The joint letter said: “It will be important to discuss the challenges for public spending as a result of leaving the European Union and how we can work together to ensure as smooth a transition as possible to a UK funding framework which delivers for all parts of the United Kingdom and respects devolution.

“A key test of this will be to complete our joint work to review and improve the statement of funding policy, which is integral to our ability to plan and manage budgets, and to formalise the finance ministers’ quadrilateral as a regular forum to resolve fiscal issues that impact on all parts of the UK.”

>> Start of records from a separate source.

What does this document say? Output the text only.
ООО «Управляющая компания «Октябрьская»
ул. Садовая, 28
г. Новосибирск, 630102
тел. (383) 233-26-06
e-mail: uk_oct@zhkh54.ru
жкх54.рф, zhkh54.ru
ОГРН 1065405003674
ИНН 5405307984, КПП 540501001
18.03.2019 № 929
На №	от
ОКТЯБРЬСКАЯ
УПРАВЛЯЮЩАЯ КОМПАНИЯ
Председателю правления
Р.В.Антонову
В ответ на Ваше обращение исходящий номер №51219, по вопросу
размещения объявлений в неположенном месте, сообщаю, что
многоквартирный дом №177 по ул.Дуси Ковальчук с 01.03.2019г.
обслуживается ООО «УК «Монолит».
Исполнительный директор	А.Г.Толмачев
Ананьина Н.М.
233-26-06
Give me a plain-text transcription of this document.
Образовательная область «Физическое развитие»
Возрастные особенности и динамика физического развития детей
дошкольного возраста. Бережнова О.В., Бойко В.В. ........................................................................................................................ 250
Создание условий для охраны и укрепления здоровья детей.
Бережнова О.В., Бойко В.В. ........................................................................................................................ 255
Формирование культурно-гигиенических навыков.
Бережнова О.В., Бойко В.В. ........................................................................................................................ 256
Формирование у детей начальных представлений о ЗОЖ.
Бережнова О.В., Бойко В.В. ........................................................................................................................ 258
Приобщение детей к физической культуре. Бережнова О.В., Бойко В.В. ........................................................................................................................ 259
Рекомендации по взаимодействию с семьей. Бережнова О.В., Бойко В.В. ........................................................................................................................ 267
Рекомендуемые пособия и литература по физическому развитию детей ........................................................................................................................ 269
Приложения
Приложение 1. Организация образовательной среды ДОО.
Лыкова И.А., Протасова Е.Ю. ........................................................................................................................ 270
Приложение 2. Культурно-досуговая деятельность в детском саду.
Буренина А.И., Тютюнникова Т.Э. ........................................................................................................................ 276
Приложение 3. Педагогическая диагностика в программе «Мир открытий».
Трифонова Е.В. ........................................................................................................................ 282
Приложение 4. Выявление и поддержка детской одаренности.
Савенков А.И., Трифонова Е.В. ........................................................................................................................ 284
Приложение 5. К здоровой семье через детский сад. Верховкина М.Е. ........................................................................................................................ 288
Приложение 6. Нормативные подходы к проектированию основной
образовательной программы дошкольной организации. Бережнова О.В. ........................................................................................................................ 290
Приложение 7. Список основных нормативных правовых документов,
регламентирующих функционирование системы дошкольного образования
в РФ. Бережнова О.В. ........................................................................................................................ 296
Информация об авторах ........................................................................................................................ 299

Stormont finance minister Conor Murphy, Scottish public finance minister Kate Forbes and Welsh finance minister Rebecca Evans called for the joint meeting with Chief Secretary to the Treasury Stephen Barclay.

They wrote: “An early meeting could cover likely implications for the devolved administrations of the UK Budget.

“This would be especially welcome given challenges created by the delay in the UK budget and the late consequential changes to our 2019-20 budgets at supplementary estimates.

“We would also value clarity in relation to your plans for the forthcoming UK comprehensive spending review, in particular its likely timing and engagement with the devolved governments.”